Não se trata de defender este governo, ou qualquer outro, mas de questionar: 1) a metodologia da pesquisa, que coloca questões que, na verdade, não podem ser respondidas; 2) o discernimento da população, a qual, sem informação concreta, é contra “tudo o que está aí”. Seria uma versão negativa do famoso mote anarquista: “Hay gobierno, soy contra”. Trata-se de um voto não qualificado, que não se orienta por meio de informações e argumentos racionais.

A preocupação, aqui manifestada, se dá em relação ao tipo de democracia que temos. Trata-se de uma democracia não qualificada, feita sem base em informações e com motivações apoiadas unicamente em emoções e sentimentos, não em razões. É preciso qualificar nossa democracia, e para tanto, é preciso insistir na formação das novas gerações, por meio do ensino em seus diversos níveis – básico, médio, técnico e superior.

Assistiu-se a tristes espetáculos, tanto no processo de Impeachment da Presidente afastada Dilma Rousseff, quanto na rejeição da denúncia por parte da Câmara, em 02/08/2017. O espetáculo a que me refiro é o desfile de discursos de pessoas com claras deficiências de formação, refletida nos pobres discursos que proferiram então como agora.

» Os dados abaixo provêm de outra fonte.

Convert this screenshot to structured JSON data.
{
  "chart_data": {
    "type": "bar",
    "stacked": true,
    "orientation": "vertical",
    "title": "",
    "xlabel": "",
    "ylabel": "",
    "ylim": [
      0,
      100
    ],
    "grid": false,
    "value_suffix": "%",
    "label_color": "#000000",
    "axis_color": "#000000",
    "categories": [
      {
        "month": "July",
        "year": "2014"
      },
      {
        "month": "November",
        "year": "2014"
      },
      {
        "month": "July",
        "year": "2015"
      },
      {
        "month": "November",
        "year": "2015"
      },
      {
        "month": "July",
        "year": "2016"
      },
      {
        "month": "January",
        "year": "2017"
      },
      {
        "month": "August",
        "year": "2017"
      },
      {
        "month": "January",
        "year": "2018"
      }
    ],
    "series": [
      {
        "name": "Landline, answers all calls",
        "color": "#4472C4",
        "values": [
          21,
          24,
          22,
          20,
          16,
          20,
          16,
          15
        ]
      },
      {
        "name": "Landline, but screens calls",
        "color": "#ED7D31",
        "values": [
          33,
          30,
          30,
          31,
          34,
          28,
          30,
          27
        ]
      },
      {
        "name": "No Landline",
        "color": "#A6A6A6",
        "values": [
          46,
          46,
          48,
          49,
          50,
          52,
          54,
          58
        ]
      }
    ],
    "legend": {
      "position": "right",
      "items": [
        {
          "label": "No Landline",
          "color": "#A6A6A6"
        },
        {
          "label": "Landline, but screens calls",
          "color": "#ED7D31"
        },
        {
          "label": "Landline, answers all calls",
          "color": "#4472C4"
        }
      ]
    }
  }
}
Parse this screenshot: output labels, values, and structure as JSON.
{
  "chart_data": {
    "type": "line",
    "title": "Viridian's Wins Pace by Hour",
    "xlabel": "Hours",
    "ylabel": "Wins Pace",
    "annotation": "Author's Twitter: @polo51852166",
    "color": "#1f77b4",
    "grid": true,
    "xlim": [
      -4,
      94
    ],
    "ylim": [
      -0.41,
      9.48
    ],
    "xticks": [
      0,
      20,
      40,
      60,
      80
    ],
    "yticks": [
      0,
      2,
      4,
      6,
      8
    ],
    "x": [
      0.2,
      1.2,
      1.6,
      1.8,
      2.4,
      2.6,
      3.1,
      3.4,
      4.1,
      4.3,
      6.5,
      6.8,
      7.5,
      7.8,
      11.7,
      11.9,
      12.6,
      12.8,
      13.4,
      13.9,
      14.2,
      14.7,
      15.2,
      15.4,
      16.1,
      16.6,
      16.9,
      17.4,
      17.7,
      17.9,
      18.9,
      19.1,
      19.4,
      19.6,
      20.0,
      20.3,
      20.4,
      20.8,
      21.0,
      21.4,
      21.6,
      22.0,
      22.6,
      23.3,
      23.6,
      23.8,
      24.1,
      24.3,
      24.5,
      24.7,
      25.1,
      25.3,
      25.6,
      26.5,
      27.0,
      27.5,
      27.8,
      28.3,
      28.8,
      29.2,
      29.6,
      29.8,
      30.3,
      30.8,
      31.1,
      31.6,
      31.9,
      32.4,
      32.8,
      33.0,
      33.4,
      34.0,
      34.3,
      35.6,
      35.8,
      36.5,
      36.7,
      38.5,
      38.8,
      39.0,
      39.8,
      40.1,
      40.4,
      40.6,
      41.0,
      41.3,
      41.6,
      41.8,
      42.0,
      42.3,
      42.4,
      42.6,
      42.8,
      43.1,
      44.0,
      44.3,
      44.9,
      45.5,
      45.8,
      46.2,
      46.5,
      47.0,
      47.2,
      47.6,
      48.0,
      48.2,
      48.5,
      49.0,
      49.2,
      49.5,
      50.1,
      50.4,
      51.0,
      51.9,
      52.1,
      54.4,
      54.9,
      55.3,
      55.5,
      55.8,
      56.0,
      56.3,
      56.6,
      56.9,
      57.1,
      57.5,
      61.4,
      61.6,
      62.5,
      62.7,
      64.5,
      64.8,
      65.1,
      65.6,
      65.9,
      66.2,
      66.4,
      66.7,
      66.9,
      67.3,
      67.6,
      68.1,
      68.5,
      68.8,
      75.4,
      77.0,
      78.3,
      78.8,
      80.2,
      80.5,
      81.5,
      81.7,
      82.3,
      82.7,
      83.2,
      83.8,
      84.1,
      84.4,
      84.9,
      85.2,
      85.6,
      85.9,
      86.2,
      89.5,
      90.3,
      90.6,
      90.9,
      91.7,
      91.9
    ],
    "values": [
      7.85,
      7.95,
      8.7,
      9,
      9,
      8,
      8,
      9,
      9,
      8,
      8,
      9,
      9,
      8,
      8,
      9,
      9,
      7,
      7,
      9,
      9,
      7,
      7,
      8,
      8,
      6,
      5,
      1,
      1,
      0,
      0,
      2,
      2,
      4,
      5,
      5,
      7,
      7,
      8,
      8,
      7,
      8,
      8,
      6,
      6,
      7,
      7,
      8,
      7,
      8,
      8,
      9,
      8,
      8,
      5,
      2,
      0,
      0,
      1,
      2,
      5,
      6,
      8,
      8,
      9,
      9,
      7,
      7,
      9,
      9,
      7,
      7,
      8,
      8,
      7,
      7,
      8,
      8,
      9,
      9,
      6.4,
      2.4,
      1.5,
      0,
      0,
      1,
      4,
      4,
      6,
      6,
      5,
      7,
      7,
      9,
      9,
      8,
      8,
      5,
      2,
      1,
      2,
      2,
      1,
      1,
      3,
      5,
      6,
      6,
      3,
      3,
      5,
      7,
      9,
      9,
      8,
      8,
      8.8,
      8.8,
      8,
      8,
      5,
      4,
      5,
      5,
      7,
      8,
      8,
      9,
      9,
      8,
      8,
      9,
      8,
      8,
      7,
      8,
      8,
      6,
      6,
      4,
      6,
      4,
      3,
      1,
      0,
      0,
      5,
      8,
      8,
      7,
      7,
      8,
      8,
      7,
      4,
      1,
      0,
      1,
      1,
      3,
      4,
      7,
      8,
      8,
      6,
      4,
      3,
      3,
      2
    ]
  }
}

Dá vergonha, não tanto pela posição tomada naquele primeiro caso, como neste último, mas por mostrar que chegam ao Congresso os piores alunos. Foram os alunos que não foram reprovados, quando isto era possível, e que agora nos representam. Nossa democracia precisa ser qualificada, para dizê-lo uma última vez, e para isso é preciso investir na educação, agora como sempre.

Considerações sobre o Impeachment

Não é o momento mais de ocultarmos nossas posições. A decisão do Impeachment foi tomada – a menos que o STF anule o julgamento, devido ao fatiamento da votação, o que parece improvável – e não é o caso de ficar em cima do muro.

Em primeiro lugar, não considero que houve um “golpe”, como ainda querem fazer crer os partidários da Presidente cassada, ou os adversários do Presidente empossado – posições que não são necessariamente idênticas. Dois dos três poderes da República, a saber, o Legislativo e o Judiciário, decidiram que a Presidente devia ser afastada. Houve amplo processo de defesa e todos os ritos legais foram cumpridos.

Não há dúvida de que se tratou de um processo principalmente político, sobre uma base jurídica frágil, mas real. Se não houvesse vontade política, isto não seria suficiente para afastar a Presidente. Recordo, nesse sentido, que as denúncias contra Collor já eram conhecidas um ano antes do início do processo de Impeachment. O que mudou foi a vontade política, principalmente depois do confisco da poupança.

No presente caso, a Presidente foi afastada por um misto de atos ilegais com ineficiência. Pode-se perdoar os primeiros sem a segunda, mas não ambos. E parece que este foi o caso. Foi isto, aliado à inabilidade política da Presidente, que conduziu a seu afastamento.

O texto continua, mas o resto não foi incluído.